Crise é, para o médico, mudança repentina do estado de saúde de um paciente. Decorre do equilíbrio instável da luta entre o agente agressor e as forças de defesa existentes, mobilizadas pelo organismo. A manifestação clínica é brusca e indica o momento crítico para o doente pois pode evoluir para a cura rápida ou para a sucumbência. Tal quadro pode ser generalizado considerando-o não só para o organismo humano como também para o social ou mesmo societário.
O ideograma chinês, utilizado para transmitir a idéia de crise é composto de duas partes. A do alto da figura traduz perigo, serve de sinal de alerta pois, revela o risco iminente e a da base, oportunidade, significando possibilidade de solução, de melhoria, de refinamento e de purificação. Todo o conjunto tem em si uma grande lição: embora uma crise desgaste e, traga o risco de abalar uma entidade podendo aniquilá-la, por outro lado também, desde que superada, abre caminho para a melhoria, até mesmo evolução e progresso. É evidente que, para aproveitar a oportunidade, usa-se inteligência, bom senso, esforço e dedicação daqueles que tem competência e estão sinceramente interessados em resolver o problema e, que fundamentalmente tenham espírito público elevado.
Uma pequena digressão permite lembrar que, em nosso idioma, palavras de sentido opostos podem compor expressões equivalentes, às vezes até mesmo com algum matiz de ênfase. É exemplo que ocorre em uma de nossas praias onde uma “casa de força” alambrada, tem dois portões com placas de alerta onde, de um lado, está escrito “perigo de vida” e, de outro, “perigo de morte”. Vida e morte, vocábulos antagônicos, no caso, com o mesmo sentido, induzem para seu entendimento, um pensamento reflexivo. É o que está faltando e muito.

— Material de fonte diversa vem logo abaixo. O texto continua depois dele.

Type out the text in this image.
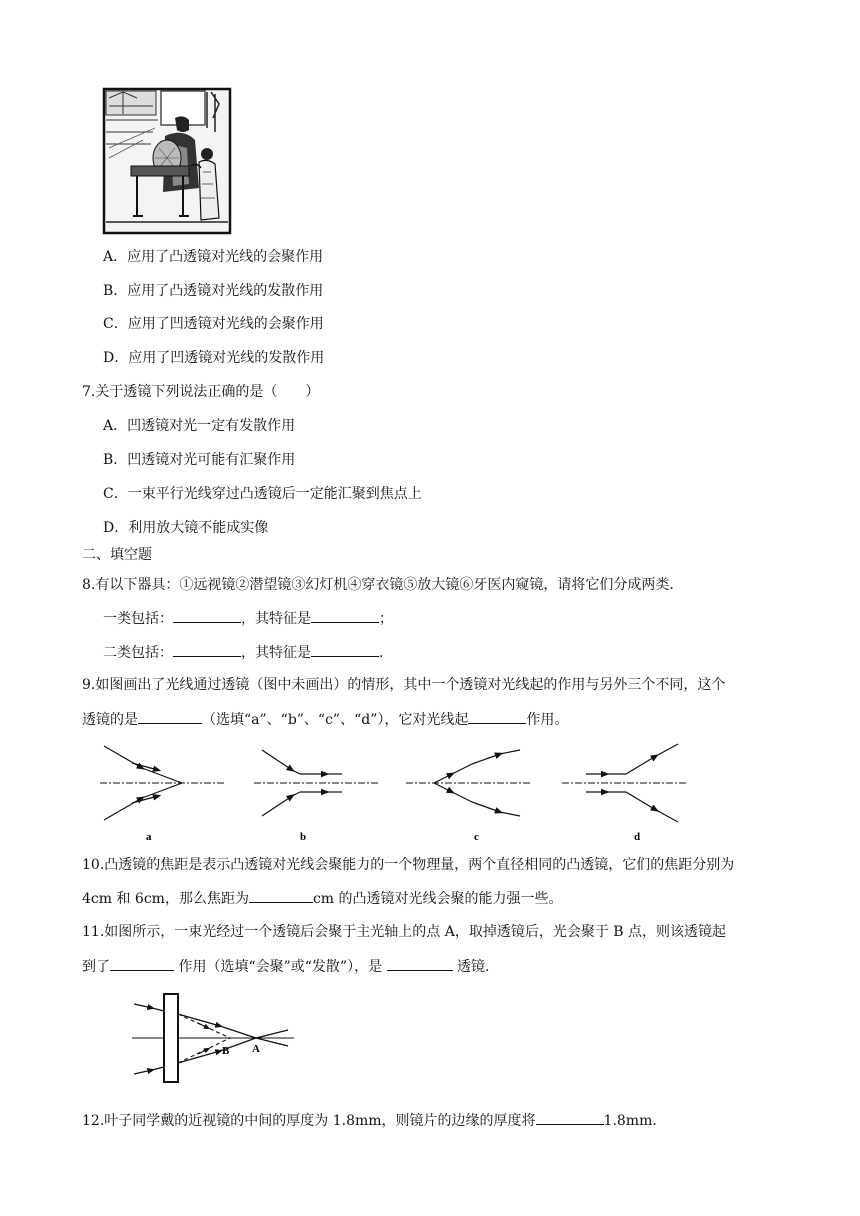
A．应用了凸透镜对光线的会聚作用
B．应用了凸透镜对光线的发散作用
C．应用了凹透镜对光线的会聚作用
D．应用了凹透镜对光线的发散作用
7.关于透镜下列说法正确的是（　　）
A．凹透镜对光一定有发散作用
B．凹透镜对光可能有汇聚作用
C．一束平行光线穿过凸透镜后一定能汇聚到焦点上
D．利用放大镜不能成实像
二、填空题
8.有以下器具：①远视镜②潜望镜③幻灯机④穿衣镜⑤放大镜⑥牙医内窥镜，请将它们分成两类.
一类包括：	，其特征是	；
二类包括：	，其特征是	.
9.如图画出了光线通过透镜（图中未画出）的情形，其中一个透镜对光线起的作用与另外三个不同，这个
透镜的是	（选填“a”、“b”、“c”、“d”），它对光线起	作用。
a	b	c	d
10.凸透镜的焦距是表示凸透镜对光线会聚能力的一个物理量，两个直径相同的凸透镜，它们的焦距分别为
4cm 和 6cm，那么焦距为	cm 的凸透镜对光线会聚的能力强一些。
11.如图所示，一束光经过一个透镜后会聚于主光轴上的点 A，取掉透镜后，光会聚于 B 点，则该透镜起
到了	作用（选填“会聚”或“发散”），是	透镜.
B A
12.叶子同学戴的近视镜的中间的厚度为 1.8mm，则镜片的边缘的厚度将	1.8mm.
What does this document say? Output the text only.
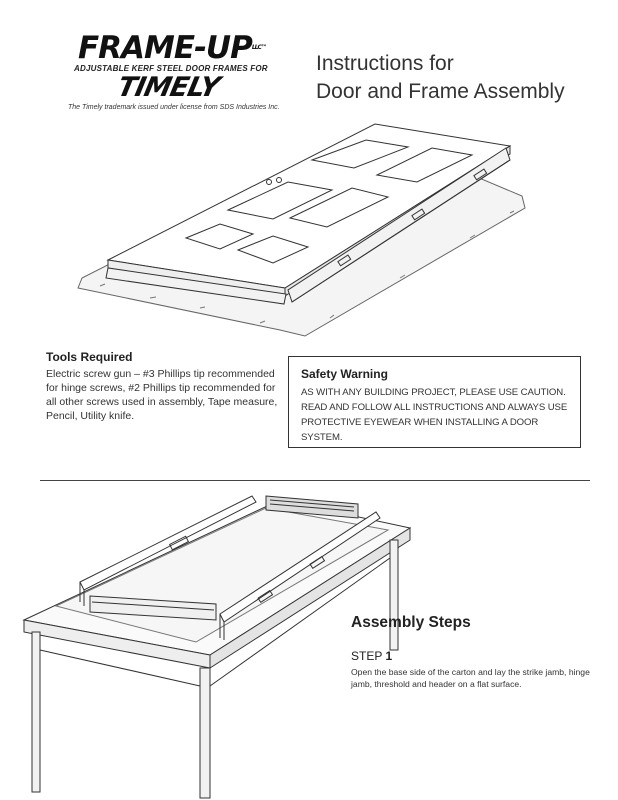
FRAME-$UP^{LLC™}$
ADJUSTABLE KERF STEEL DOOR FRAMES FOR
TIMELY
The Timely trademark issued under license from SDS Industries Inc.
Instructions for
Door and Frame Assembly
Tools Required

Electric screw gun – #3 Phillips tip recommended for hinge screws, #2 Phillips tip recommended for all other screws used in assembly, Tape measure, Pencil, Utility knife.

Safety Warning

AS WITH ANY BUILDING PROJECT, PLEASE USE CAUTION. READ AND FOLLOW ALL INSTRUCTIONS AND ALWAYS USE PROTECTIVE EYEWEAR WHEN INSTALLING A DOOR SYSTEM.

Assembly Steps
STEP 1

Open the base side of the carton and lay the strike jamb, hinge jamb, threshold and header on a flat surface.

O momento atual é especial pois mobiliza os interessados que devem assumir sua parcela de responsabilidade. Tal sentimento generalizado, que se poderia chamar de consciência coletiva, torna o momento propício para reflexão. Lembro Paulo Duarte, jornalista que, ao lado de Júlio de Mesquita Filho, ajudou Armando de Salles Oliveira a fundar a Universidade de São Paulo, que relatou um diálogo que teve com Paul Rivet, Diretor do Museu do Homem de Paris, no seguinte teor: “se o marciano pudesse observar a Terra no momento em que a reflexão surgiu, ele não se admiraria da luz dos cataclismos e, nem da bomba atômica mas, se ofuscaria diante da luz da reflexão”.
Contando com essa energia, um raio de iluminação da inteligência dos homens públicos e, sobretudo a força moral que aliás, está se rarefazendo assustadoramente, nesse governo, é hora de deixar de lado interesses escusos pessoais e materiais para solucionar esse caos em que se encontra a aviação civil do país.
São Paulo é hoje uma base aérea anárquica. Passa avião de passageiros e de carga bem como, helicóptero por toda a cidade, todo o dia e o dia todo! Não respeitam nem as rotas oficiais. Informação é vocábulo que está mudando seu significado para enganação pois as autoridades não se avexam em dizer que “amanhã” estará tudo regularizado. Esse amanhã não chega, parece que titubeiam entre o perigo de vida ou de morte. Será que somente uma catástrofe vai ser necessária para responsabilizar tanta incompetência?
* O Dr. Irany Novah Moraes foi professor da Faculdade de Medicina da USP; é médico e autor de Erro Médico e a Justiça, RT, 5ª edição, 2003; e Tratado de Clínica Cirúrgica, 2 vol. 2300 pgs., Ed. Roca, 2005.